Running away (from assassins / evil secret service / the ghost of a little girl) this weekend? Take these books with you. And run faster.
Equal Danger, by Leonardo Sciascia
An attorney, a judge, and then another judge are all shot dead in an imaginary country. Random or conspiracy? Either way, it’s paranoia city in Sciascia’s metaphysical detective novel.
The Other, by Thomas Tryon
An evil twin story. A really, really creepy evil twin story. What more do you need to know?
Red Lights, by Georges Simenon
Steve and Nancy just want to pick their kids up from camp, but when Steve decides to get drunk and pick up an escapee from Sing Sing along the way, the couples’ plans are derailed. Those kids are just going to have to wait.

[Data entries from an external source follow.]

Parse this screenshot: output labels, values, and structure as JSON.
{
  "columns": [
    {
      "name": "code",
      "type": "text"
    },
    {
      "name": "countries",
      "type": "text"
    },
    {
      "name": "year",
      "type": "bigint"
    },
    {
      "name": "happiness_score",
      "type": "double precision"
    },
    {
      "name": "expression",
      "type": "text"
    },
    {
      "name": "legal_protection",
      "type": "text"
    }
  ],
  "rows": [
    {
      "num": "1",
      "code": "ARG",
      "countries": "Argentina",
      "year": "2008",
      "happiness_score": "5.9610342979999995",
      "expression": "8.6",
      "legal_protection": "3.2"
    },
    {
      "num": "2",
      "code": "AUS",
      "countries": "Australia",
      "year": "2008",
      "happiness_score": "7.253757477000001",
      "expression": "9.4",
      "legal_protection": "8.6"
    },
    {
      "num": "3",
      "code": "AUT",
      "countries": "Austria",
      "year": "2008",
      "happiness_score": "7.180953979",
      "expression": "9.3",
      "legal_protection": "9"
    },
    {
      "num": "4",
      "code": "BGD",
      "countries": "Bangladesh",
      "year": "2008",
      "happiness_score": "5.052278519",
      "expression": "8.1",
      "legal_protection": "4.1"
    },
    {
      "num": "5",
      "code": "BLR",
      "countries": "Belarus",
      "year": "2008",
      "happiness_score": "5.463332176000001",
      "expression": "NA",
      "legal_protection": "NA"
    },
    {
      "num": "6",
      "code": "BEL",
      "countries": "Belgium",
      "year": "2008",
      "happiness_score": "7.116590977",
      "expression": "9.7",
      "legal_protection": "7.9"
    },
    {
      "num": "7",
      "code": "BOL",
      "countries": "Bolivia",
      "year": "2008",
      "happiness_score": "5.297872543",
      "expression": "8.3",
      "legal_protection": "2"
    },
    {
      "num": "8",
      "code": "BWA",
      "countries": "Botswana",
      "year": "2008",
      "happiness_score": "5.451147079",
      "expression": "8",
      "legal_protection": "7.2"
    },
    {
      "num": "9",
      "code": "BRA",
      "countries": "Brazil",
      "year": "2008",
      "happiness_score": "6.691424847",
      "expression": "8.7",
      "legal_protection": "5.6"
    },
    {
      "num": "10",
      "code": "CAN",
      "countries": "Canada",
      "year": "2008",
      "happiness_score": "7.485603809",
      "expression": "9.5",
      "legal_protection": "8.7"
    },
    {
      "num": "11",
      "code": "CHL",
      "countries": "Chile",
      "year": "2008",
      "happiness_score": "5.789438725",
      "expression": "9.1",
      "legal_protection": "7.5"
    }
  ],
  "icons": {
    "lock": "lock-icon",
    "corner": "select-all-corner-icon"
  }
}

The Mad and the Bad, by Jean-Patrick Manchette
What do you get when you put an evil architect, an insane asylum discharge, a super bratty kid, and a hired gunman together? Chaos. Bloody chaos.
Rogue Male, by Geoffrey Household
A bored hunter decides to play out his own version of “The Most Dangerous Game,” with a vicious dictator as the target. Suffice it to say, the game turns on him and he’s chased o’er hill and vale by a hunter as good—or better—than him.
Fatale, by Jean-Patrick Manchette
Aimee’s secret to being a great killer?: be beautiful, be deceptive, and always exercise in the buff (no, that’s not a euphemism).
The Fox in the Attic, by Richard Hughes
A young Welshman, unjustly considered complicit in a murder, travels to Bavaria to stay at his relatives’ castle. There he discovers a Germany torn apart by its recent defeat in WWI, unrequited love, and an intimate look into a growing political party that threatens to change everyone’s future.
The Murderess, by Alexandros Papadiamantis
It’s no fun being a woman on the dirt-poor island of Skiathos, and no one knows that better than Papadiamantis’ grandma-turned-murderer, Hadoula.
Don’t Look Now, by Daphne du Maurier
Daphne du Maurier was a master of nightmares, and this collection is full of them: vacation-ruining ghosts, midnight trysts that devolve into homicides, and the killer birds that Hitchcock loved so much.